What You Will Be Doing:

• The essential functions listed represent the major duties of this role, additional duties may be assigned.
• Supports TPRM team as part of executing the third-party risk management program, including ensuring policies and procedures are followed to enable effective oversight of the overall Enterprise Third-party Risk Management program.
• Interacts with third-parties, as needed, to perform reviews relating to the following control and process areas: information technology/security, operational, business resiliency, and regulatory/contractual compliance.
• Analyzes third-party risk as part of due diligence reviews for potential business partners to determine the adequacy of financial, operational and IT internal controls.
• Able to develop understanding of applicable laws, regulations, other government mandates, professional standards, conformance to industry best practices and relevance to the Company's business and IT and Information Security environments.
• Identifies and escalates complexities associated with coordination across multiple areas, conflicting efforts, and limited resources.

What You Must Have:

4+ years related work experience OR 2+ years of relevant Big Four work experience may be considered

Related Bachelor's degree or additional related equivalent work experience Accounting, Finance, Risk Management, Accounting Information Systems, Computer Information Systems or related field

Awareness of information security concepts, practices, and tools.

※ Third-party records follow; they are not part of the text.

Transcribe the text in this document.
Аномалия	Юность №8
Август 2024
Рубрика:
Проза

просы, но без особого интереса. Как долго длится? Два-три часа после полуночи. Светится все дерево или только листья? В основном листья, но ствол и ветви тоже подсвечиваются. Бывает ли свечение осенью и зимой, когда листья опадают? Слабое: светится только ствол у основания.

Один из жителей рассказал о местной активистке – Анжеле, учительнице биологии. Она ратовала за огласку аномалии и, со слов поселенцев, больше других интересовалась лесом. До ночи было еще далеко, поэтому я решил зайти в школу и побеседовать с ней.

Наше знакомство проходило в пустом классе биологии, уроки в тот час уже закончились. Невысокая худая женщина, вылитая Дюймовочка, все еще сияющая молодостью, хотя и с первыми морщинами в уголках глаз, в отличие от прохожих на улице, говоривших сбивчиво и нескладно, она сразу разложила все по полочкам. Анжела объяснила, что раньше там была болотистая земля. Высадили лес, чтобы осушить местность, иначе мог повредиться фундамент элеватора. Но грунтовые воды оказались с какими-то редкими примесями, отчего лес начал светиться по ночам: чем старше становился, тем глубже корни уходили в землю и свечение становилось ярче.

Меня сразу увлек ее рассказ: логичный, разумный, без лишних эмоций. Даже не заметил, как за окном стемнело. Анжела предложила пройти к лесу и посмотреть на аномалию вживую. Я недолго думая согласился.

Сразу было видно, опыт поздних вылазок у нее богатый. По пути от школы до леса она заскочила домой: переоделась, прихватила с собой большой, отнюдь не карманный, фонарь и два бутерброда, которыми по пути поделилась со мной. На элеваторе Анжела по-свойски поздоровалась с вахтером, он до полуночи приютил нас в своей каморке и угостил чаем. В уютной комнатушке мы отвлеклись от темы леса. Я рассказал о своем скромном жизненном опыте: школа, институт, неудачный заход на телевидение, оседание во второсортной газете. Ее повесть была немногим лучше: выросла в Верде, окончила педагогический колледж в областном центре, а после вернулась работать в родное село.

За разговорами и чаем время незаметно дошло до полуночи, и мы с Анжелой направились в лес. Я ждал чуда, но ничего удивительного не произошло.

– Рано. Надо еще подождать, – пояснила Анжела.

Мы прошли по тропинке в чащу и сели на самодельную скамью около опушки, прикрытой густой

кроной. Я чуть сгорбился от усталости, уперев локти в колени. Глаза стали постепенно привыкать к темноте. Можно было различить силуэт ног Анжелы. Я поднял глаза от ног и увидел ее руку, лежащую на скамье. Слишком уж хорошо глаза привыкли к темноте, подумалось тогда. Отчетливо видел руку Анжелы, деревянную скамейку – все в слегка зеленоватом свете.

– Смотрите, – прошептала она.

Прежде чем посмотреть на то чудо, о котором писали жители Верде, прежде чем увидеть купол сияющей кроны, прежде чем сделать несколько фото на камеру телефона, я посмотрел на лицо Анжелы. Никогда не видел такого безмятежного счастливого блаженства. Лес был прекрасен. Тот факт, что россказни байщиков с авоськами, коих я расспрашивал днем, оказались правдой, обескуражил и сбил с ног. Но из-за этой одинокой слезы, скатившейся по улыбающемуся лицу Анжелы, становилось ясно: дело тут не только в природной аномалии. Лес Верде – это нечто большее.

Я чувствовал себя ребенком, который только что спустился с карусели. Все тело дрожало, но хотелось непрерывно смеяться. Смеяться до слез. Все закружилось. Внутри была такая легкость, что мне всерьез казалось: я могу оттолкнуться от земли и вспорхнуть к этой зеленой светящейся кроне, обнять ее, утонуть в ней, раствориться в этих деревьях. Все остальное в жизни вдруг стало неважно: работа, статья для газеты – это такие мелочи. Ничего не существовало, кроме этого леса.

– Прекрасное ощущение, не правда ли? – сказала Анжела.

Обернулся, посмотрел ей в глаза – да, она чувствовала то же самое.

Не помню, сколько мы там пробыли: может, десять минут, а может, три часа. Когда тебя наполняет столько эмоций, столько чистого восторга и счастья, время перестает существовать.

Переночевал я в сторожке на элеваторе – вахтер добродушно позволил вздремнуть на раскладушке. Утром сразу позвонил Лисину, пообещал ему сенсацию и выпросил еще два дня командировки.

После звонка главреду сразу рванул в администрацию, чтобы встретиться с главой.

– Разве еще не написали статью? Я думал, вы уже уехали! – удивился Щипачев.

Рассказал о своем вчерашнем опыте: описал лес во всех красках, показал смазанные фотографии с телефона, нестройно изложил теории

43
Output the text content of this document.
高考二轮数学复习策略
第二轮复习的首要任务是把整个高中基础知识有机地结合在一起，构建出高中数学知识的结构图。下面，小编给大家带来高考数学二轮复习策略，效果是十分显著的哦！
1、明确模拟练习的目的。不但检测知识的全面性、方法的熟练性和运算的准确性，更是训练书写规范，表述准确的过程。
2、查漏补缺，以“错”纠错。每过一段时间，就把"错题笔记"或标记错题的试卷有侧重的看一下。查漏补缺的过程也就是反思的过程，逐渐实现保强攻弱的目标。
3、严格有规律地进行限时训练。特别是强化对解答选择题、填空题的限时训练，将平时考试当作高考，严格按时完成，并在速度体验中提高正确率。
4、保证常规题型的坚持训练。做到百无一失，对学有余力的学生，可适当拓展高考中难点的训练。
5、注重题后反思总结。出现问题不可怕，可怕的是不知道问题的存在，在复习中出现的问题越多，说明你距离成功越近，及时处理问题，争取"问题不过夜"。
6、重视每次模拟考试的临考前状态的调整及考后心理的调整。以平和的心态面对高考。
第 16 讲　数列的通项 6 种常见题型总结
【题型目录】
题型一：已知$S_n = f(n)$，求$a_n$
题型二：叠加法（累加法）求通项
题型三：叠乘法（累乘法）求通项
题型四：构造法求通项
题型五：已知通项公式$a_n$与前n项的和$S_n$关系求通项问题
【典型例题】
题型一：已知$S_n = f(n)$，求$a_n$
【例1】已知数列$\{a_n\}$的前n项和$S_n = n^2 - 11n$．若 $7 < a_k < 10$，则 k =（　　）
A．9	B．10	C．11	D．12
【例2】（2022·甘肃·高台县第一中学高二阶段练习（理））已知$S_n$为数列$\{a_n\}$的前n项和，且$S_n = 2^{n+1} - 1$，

Awareness of health care industry practices and applicable regulatory requirements. Proven ability to maintain confidentiality regarding sensitive information. Strong business-focused problem-solving skills. Excellent interpersonal skills with a demonstrated ability to establish relationships with team members.

What We Would Prefer:

Any of the following: Certified Information Systems Auditor (CISA) or Certified Internal Auditor (CIA) or Certified Third-Party Risk Management Professional (C3PRMP) or Certified Third-Party Risk Professional (CTPRP) Experience at a regional or international accounting and/or consulting firm. Familiarity with a Governance, Risk and Compliance suite of tools, preferably RSA Archer Third-party Risk Management use case.

General Physical Demands

Sedentary work: Exerting up to 10 pounds of force occasionally to move objects. Jobs are sedentary if traversing activities are required only occasionally.

Physical/Environmental Activities

Must be able to travel to multiple locations for work (i.e. travel to attend meetings, events, conferences). Occasionally

We are an Equal Opportunity/Protected Veteran/Disabled Employer committed to creating a diverse, inclusive and equitable culture for our employees and communities.